Diabetic-Friendly Seafood Salad - dummies

By Alan L. Rubin, Cait James

Most seafood is naturally delicious, so it really doesn’t take much effort to turn it into something special. A little bit of seasoning, a light dressing, and some tasty greens, and you have yourself a meal. Marinate sea scallops in a little olive oil and lemon juice and broil them. Or steam your favorite white fish with herbs and seasonings and then serve it on a bed of greens.

Just about any seafood item can take the main stage in your mostly salad meal.

Shrimp Salad

Preparation time: 15 minutes

Yield: 4 servings

1 pound medium shrimp, cooked

1⁄4 cup chopped red bell pepper

1⁄4 cup chopped yellow bell pepper

1 tablespoon chopped fresh cilantro

1⁄4 cup chopped fresh chives

1⁄4 cup lowfat mayonnaise

1 teaspoon Dijon mustard

1 teaspoon lemon juice

1⁄4 teaspoon white pepper

4 cups fresh mixed salad greens

  1. In a bowl, combine the shrimp, red and yellow bell peppers, half of the cilantro, and chives.

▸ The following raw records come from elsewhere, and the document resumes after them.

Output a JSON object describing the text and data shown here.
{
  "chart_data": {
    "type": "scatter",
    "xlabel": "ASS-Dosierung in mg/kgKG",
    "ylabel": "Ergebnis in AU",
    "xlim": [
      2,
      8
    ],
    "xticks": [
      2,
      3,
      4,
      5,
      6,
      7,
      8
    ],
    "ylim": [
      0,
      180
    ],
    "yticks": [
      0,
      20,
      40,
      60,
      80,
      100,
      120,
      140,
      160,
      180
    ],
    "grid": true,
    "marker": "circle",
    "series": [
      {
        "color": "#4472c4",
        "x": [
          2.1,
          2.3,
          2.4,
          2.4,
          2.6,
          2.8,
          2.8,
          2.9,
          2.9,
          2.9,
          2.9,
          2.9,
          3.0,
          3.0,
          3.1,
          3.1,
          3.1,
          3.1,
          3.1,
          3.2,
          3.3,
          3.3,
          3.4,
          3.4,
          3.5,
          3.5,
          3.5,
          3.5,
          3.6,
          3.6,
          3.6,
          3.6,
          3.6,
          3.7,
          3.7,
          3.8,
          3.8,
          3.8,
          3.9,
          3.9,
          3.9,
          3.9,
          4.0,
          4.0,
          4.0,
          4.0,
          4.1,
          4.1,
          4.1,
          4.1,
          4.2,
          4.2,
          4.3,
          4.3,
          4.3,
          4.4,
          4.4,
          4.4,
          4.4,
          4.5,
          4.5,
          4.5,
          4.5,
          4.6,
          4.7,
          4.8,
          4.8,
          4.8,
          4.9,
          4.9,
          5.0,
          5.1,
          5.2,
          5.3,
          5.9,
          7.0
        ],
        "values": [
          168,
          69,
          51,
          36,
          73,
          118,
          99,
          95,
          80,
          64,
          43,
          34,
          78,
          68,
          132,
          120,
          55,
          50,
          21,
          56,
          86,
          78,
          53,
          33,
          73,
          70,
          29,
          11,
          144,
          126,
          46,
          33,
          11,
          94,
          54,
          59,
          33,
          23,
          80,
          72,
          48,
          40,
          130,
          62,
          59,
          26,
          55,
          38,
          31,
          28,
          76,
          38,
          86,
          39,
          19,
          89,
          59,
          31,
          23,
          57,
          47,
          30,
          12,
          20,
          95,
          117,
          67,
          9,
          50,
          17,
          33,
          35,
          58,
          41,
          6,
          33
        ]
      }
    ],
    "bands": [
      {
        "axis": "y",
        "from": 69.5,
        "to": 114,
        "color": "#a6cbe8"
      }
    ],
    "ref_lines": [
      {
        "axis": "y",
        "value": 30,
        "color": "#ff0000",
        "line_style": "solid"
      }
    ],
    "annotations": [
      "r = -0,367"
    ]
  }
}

  2. In another bowl, whisk together the mayonnaise, mustard, lemon juice, and white pepper. Spoon over the shrimp mixture and toss together.

  3. Arrange the salad greens on 4 large plates. Top the greens with equal portions of the shrimp mixture.

  4. Sprinkle with the remaining cilantro.

Per serving: Kcalories 154 (From Fat 23); Fat 3g (Saturated 0g); Cholesterol 221mg; Sodium 440mg; Carbohydrate 7g (Dietary Fiber 2g); Protein 25g.